Chi possiede un cane, in fondo, sapeva già, quello che la scienza è riuscita a dimostrare cioè che i nostri amici a quattro zampe provano emozioni in modo molto simile agli esseri umani. La conferma arriva da una ricerca di un ateneo privato di Atlanta, Georgia, condotta da un team di ricercatori da cui è è emerso che il nucleo caudato dei cani, il ganglio del cervello che, negli esseri umani, si attiva quando anticipiamo concetti che associamo al piacere (ad esempio il cibo, l’amore, i soldi), è strutturato e funziona in modo molto simile a quello degli umani. 
Durante gli esperimenti è emerso che il nucleo caudato degli animali si attivava quando i ricercatori facevano un particolare gesto della mano che indicava che ci sarebbe stato un premio in cibo. Sensibili cambiamenti si notavano anche quando il cane percepiva odori umani e quando, nei test preliminari, il padrone tornava dopo essersi momentaneamente allontanato dal campo visivo dell’animale.
La capacità di provare emozioni, come l’amore e l’affetto, potrebbe significare che i cani hanno un livello di consapevolezza di sé comparabile a quello dei bambini. E questa capacità suggerisce che dobbiamo riconsiderare il modo in cui trattiamo i cani.

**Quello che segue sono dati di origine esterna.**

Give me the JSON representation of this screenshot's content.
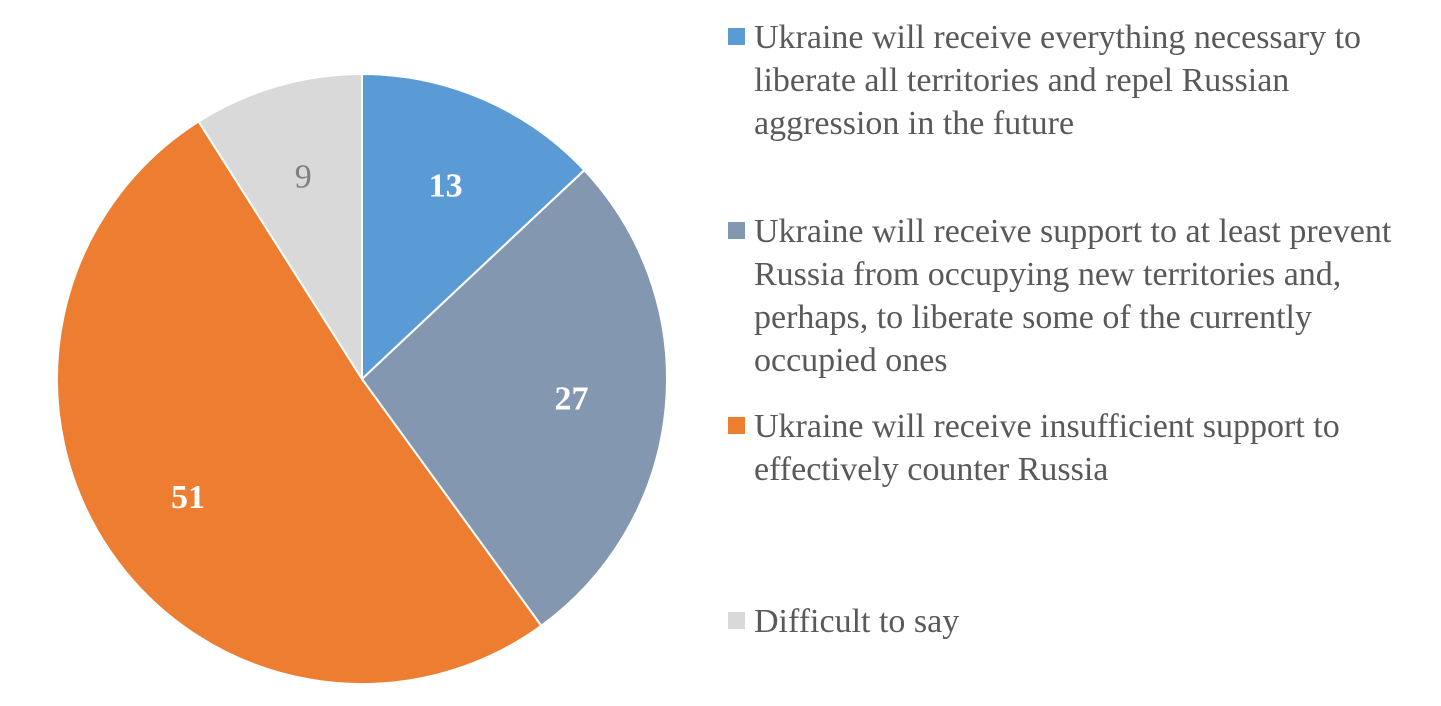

Lo studio della mente canina, aggiunge Berns, “fornisce anche uno specchio privilegiato attraverso il quale osservare la mente umana; dato che sono stati gli esseri umani a ‘creare’ i cani, attraverso l’addomesticamento, la mente canina riflette il modo in cui noi vediamo noi stessi attraverso gli occhi, le orecchie e i nasi di un’altra specie”.